Defined contribution savings are being rolled into IRAs at a record rate, largely due to the pandemic’s impact on job dislocation, according to a study by LIMRA’s Secure Retirement Institute. The study looked at what drove investors to make these decisions and who had the greatest influence in the decision.

Typically, DC plan participants who retire or change jobs roll more than $500 billion a year into IRAs, according to the study, which predicts rollovers will exceed $760 billion annually within five years. In 2019, rollovers were $565 billion, while in 2020, the pandemic year in which millions lost jobs, $623 billion was rolled over.

Much of this growth is due to “the accrual of balances in workplace savings plans,” but these “rollovers rank among the largest financial transactions Americans will make,” the study notes.

The study, “Money in Motion: Understanding the Dynamics of the IRA Rollover Market,” found that six in 10 of investors ages 40 to 75 who recently left jobs moved their DC plan savings into IRAs.

It also found that a majority of those (51%) spoke with financial professionals before rolling over the balance. Older investors (ages 65 to 75) were more likely (56%) to speak with a financial professional than younger ones.

The report also found:

  • Most investors (54%) made the decision to roll their DC plan prior to leaving their job, as much as 90 days before.
  • Those with larger balances were “more deliberate” in their moves. In fact, the study found that 68% of those who rolled a balance of $500,000 or more did so before leaving the positions.
  • Twenty-six percent of those who left an employer in the past two years kept the entire balance in the DC plan. Reasons included: convenience, a decision hadn’t been made, the performance in plan was good, they did not need the money and the former plan had good service.

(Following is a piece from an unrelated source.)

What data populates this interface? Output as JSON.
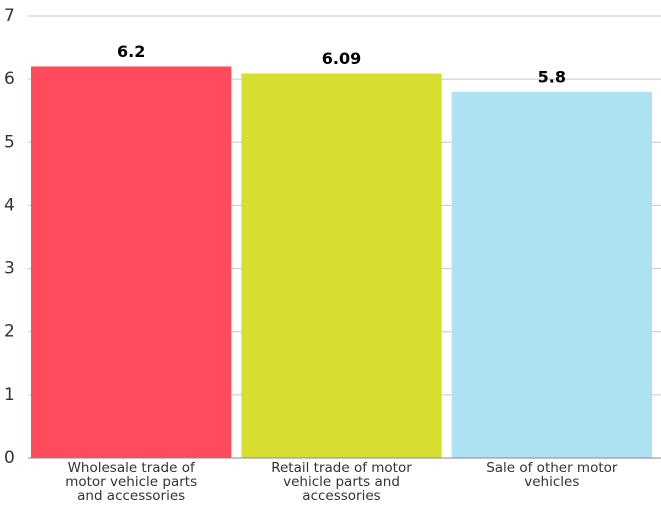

Those who did leave money in a former plan typically were younger and were women. Also, those more likely to leave savings in the DC funds worked at an educational institution, a hospital/health care organization, government employer or an employer of 5,000 employees or more.

However, “These accounts represent future money in motion, as investors may decide to cash out, roll over, transfer, or begin taking income from the account at any point,” said Drew Maresca, research director, Retirement Research, in a statement.

The study also found that only 3% of those who left their job in last two years converted their savings into an annuity. The study states that could reflect “the low availability of this payout options — only 28% of these investors had an annuity payout option.”